What we need to highlight among all these data is that insider data breaches often occur due to negligence. Human error and social engineering can be exploited to cause data breaches, and this is something we need to focus on.


Data breaches often happen right in the thick of operations, almost usually because of non-compliance of security policies or standard operating procedures.

Common examples are users copying confidential information to a USB device without using encryption, downloading sensitive data onto a laptop that is of personal use, unintentionally exposing data to non-company users, or downloading it onto a company laptop and misplacing it/having it stolen. It has been predictably noted that arrival of mobile devices and IT consumerization haven’t helped matters.

According to Craig Spiezle, Executive Director and President of OTA, “Businesses are overwhelmed with the increasing risks and threats, yet all too often fail to adopt security basics.”

Releasing guides and best practices isn’t enough to ensure breaches are prevented, whereas strict implementation of policies and continuous user/employee training and retraining are needed.


Human error accounts heavily when it comes to those involved in the administration of security. According to the 2013 Verizon Data Breach report, 48 percent of all threat actions among 47,000 security incidents accounted for human error.

Common examples are IT employees that misconfigure the system making it vulnerable to attacks, the mismanagement of user access to sensitive projects enabling “permission creeps,” and the IT technician who disposes of hard disks without making sure information in it have been wiped clean.

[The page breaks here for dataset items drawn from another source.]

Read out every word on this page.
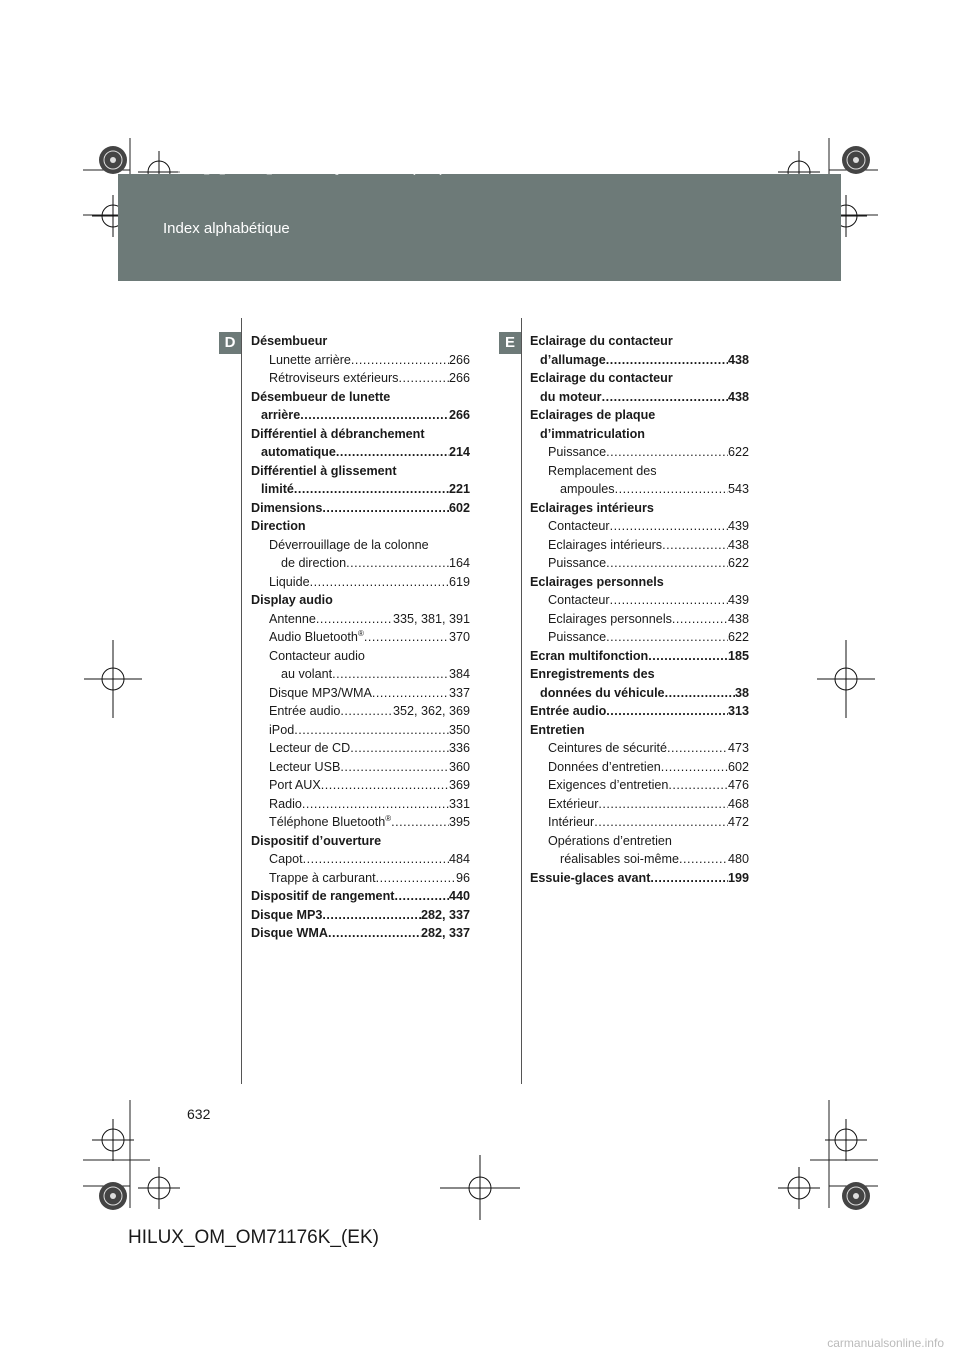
HILUX_OM_OM71176K_(EK).book Page 632 Wednesday, May 16, 2012 2:32 PM
Index alphabétique
D	E
Désembueur
Lunette arrière .....	266
Rétroviseurs extérieurs .....	266
Désembueur de lunette
arrière .....	266
Différentiel à débranchement
automatique .....	214
Différentiel à glissement
limité .....	221
Dimensions .....	602
Direction
Déverrouillage de la colonne
de direction .....	164
Liquide .....	619
Display audio
Antenne .....	335, 381, 391
Audio Bluetooth® .....	370
Contacteur audio
au volant .....	384
Disque MP3/WMA .....	337
Entrée audio .....	352, 362, 369
iPod .....	350
Lecteur de CD .....	336
Lecteur USB .....	360
Port AUX .....	369
Radio .....	331
Téléphone Bluetooth® .....	395
Dispositif d’ouverture
Capot .....	484
Trappe à carburant .....	96
Dispositif de rangement .....	440
Disque MP3 .....	282, 337
Disque WMA .....	282, 337
Eclairage du contacteur
d’allumage .....	438
Eclairage du contacteur
du moteur .....	438
Eclairages de plaque
d’immatriculation
Puissance .....	622
Remplacement des
ampoules .....	543
Eclairages intérieurs
Contacteur .....	439
Eclairages intérieurs .....	438
Puissance .....	622
Eclairages personnels
Contacteur .....	439
Eclairages personnels .....	438
Puissance .....	622
Ecran multifonction .....	185
Enregistrements des
données du véhicule .....	38
Entrée audio .....	313
Entretien
Ceintures de sécurité .....	473
Données d’entretien .....	602
Exigences d’entretien .....	476
Extérieur .....	468
Intérieur .....	472
Opérations d’entretien
réalisables soi-même .....	480
Essuie-glaces avant .....	199
632
HILUX_OM_OM71176K_(EK)
carmanualsonline.info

Since administration users hugely account of unintentional errors, an internal and external audit system will help them look for discrepancies, anomalies, or detect errors early without having a data breach happen. Proper segregation of duties is also needed, or a buddy system to double-check each other’s work. Routinely changing controls can also prevent IT staff from being too lax when it comes to routine work.

Third-Party Vendor Partners

Third-party vendor partners have their own internal procedures and systems for preventing data breaches. What’s important is to ensure that their policies and procedures are aligned with your company’s standards.

Assessing your partners for vulnerabilities through standard compliance guides can help identify weak points. Ask if they segregate their internal systems for other clients, so you’ll be ensured of confidentiality, especially when it comes to cloud services.

While you may be quick to notice that only a quarter of accidental breaches occurs internally, note that when it happens, 35 percent of our time will be spent dealing with them.

A comprehensive IT risk audit can provide a company with solutions on how to address their patching requirements and data loss protection requirements, which were on the items for remediation in the risk assessment activities.